Ekmek ve Gül"- birlikte ayrıldığım sıralarda partinin içine sokulduğu temel yönelimler hakkında
bazı eleştirel değerlendirmelerde bulunuyorduk. Yüksek sesle bağırsak da
derdimizi kimseye anlatamadığımızdan, belki “sesimiz” duyulur diye de önce PM ve
MYK'dan toplu olarak istifa etmiş, istifa ederken de kritik saydığımız uyarıları
bir bildiriyle açıklamıştık. Bu yazı bu bildirideki tespitlerin tekrarından
ibarettir.
Bugün içinde yer aldığım Sosyalist Emek Hareketi'nde esasen ÖDP'nin
kuruluş öncüllerine sahip çıkma iddiamızı sürdürdüğümüzden ÖDP içindeki dost ve
yoldaşlarımızın en azından büyük çoğunluğunun aşağıdaki tespitleri sekiz yıl
sonra da tekrar etmiş olmamızın yegane anlamının ve amacının şu olduğundan kuşku duymacağını umuyorum: Sürdüğü biçimiyle
sınıf mücadelesine ve hatta ÖDP'ye ne tür bir katkısı olduğunu anlayamadığımız
ÖDP içindeki bugünkü tartışmanın ÖDP dahil hiçbir çevreye faydası olmayacağını tekrar etmek. Elbette, bir çıkış olanağının hala
ve hepimiz için sosyalist yeniden inşaya gözünü dikmiş sosyalist koordinasyonla
mümkün olduğunu hatırlatmak...
Bir başka “kritik” eşik...
ÖDP
bir kader anına “daha” yaklaşıyor.
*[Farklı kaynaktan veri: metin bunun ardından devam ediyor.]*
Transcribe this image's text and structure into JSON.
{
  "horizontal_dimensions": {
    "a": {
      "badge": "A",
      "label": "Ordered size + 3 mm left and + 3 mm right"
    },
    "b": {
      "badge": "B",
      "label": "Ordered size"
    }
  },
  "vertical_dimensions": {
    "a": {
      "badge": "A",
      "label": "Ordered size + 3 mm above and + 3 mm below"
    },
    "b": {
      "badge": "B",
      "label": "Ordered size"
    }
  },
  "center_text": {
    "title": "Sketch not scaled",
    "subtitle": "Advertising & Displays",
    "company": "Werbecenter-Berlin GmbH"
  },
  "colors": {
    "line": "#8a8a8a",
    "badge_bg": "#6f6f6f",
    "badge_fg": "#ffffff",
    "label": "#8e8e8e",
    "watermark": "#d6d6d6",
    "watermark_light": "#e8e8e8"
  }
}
Kuruluşunda, Türkiye sosyalist hareketinin
uzun tarihi içinde ortaya koyabildiği en özgün girişimlerden biri olan parti,
girdiği ilk “kritik” eşiği aşamamıştı. Bu ikinci eşiği aşıp aşamayacağını
bilemiyorum ama ilk eşiği aşamamasının nedenlerini sayabilirim. Bugünkü durumu
bu nedenlerle birlikte düşündüğümüzde anlamlı bir sonuca varmak mümkün
görünüyor.
İlk
eşikte durum “bizim durduğumuz yer"den şöyle görünüyordu:
“ÖDP’nin içinden geçtiği
bunalımı aşarak yeniden sınıf mücadelesi alanında yer tutup tutmayacağı, son 50
yılın en derin mali-iktisadi krizini [2001 krizi] yaşayan Türkiye’de emeğin
siyasal ve ekonomik mücadelesi açısından da büyük bir önem taşıyor. Bugün,
toplum tarihinin en büyük bunalımlarından biriyle çalkalanırken, sosyalistlerin
uzun yıllar boyunca halka anlatmak için sonsuz fedakarlıklara katlandıkları
hakikatler; kapitalizmin çelişkileri ve açmazları, rejimin yapısal çıkmazları
emekçi kitleler ve yoksullar için ilk kez bu denli apaçık olurken, partimiz
yorucu bir iç mücadele içinde takatsizleşiyor.”
Bu
paragraf, diğer tüm paragraflar gibi, bugünkü eşikte de aynen yazılabilir,
görünüyor. Türkiye, bu kez küresel kapitalizmle birlikte bir başka krizin
pençesinde çırpınıyor.
Nirengi noktası...
ÖDP
kurulduğu günden beri, siyaset yapma tarzıyla, söylemiyle, duruşuyla, düşünme
biçimiyle Türkiye sosyalist hareketine ve genel olarak sola bir nirengi noktası
sağlamıştı. Açık kitlesel sosyalist siyaset için başlıca yapı taşı “çoğulculuk”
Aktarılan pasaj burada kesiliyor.